Fitch Ratings announced that it has affirmed Hannover Rueckversicherung AG’s (Hannover Re) and E+S Rueckversicherung AG’s Insurer Financial Strength (IFS) ratings of “A+”. Fitch also affirmed Hannover Re’s “A+” long-term rating of ‘A+’ and assigned a stable outlook.
Fitch has also affirmed the “A-” ratings assigned to Hannover Finance (Lux) S.A.’s $750 million subordinated notes due in 2024 and €500 million ($585 million) perpetual subordinated notes. Both issues are guaranteed by Hannover Re.
Fitch specifically indicated that its “affirmation of these ratings follows the publication of Hannover Re’s 3Q05 results. The group’s operating performance for the nine month period to September 2005 has been significantly impacted by exposure to a number of catastrophic events (particularly Hurricanes Katrina and Rita) which resulted in the erosion of net income to €61.9 million [$72.4 million] compared to €191.1 million [$223.4 million] reported for the equivalent period in 2004. The combined ratio for the property/casualty business segment was a disappointing 113 percent (2004-96.7 percent) and included 30.7 percentage points relating to major losses.”
Fitch indicated that it was affirming Hannover Re’s ratings in spite of the heavy losses because “these events currently represent an earnings issue for the group rather than a capital issue. Hannover Re is well positioned to benefit from an improvement in the premium rate environment during the current reinsurance renewal season, particularly in those lines of business directly impacted by the recent US hurricanes.”

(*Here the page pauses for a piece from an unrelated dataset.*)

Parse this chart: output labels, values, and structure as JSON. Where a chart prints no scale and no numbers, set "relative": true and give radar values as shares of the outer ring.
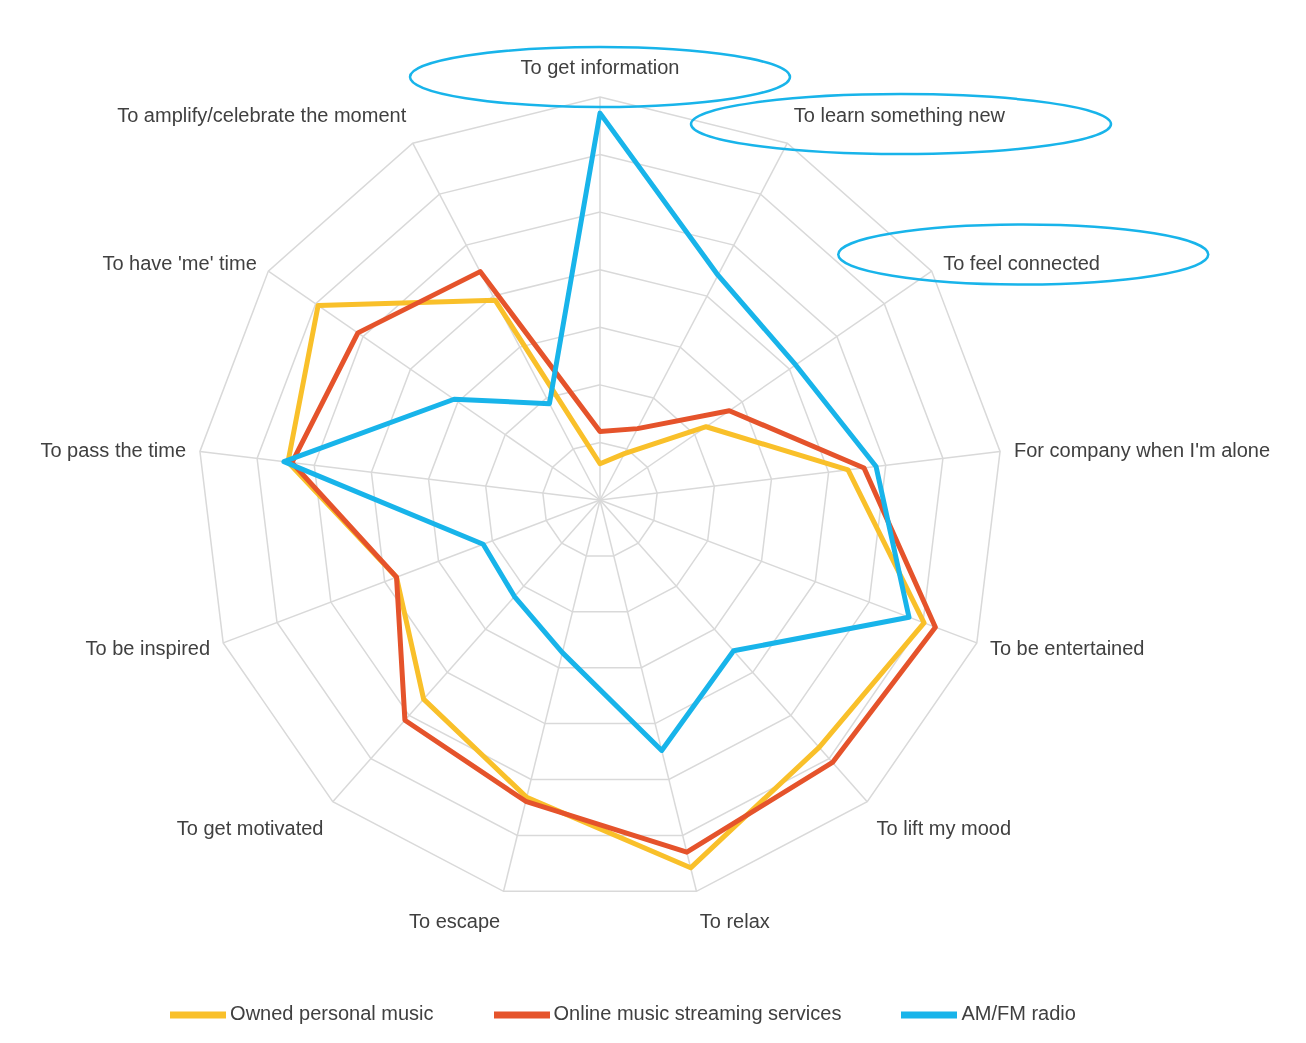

The rating agency warned, however, that “should Hannover Re’s loss estimates from 2005 catastrophes deteriorate to the extent that the group’s capital position is materially weakened, this would likely have negative rating implications. If such deterioration were to occur, Fitch would assess the magnitude of any erosion in capital relative to Hannover Re’s current and prospective risk profile.
“In addition, Fitch views positively the decision taken by Hannover Re to establish a global IBNR buffer reserve of €200 million [$234 million] to cover any deterioration in offshore losses arising from hurricanes Katrina and Rita, particularly as the accurate quantification of these claims is likely to take some time. ”
Fitch also noted that the rating affirmation “reflects Hannover Re’s well diversified business mix, strong franchise and adequate capitalisation. Offsetting these positive rating factors is the group’s relatively high operating leverage on an absolute basis.
The recent decision taken by Hannover Re’s parent company Talanx AG to acquire Gerling group’s primary insurance operations including Gerling-Konzern Lebensversicherungs-AG and Gerling-Konzern Allgemeine Versicherungs-AG does not impact Hannover Re’s ratings due to its strong standalone business position and franchise as well as the financial flexibility derived from 49 percent of its ownership being in the form of a free float. These characteristics make Hannover Re’s ratings less dependent on the overall financial strength of the Talanx group.”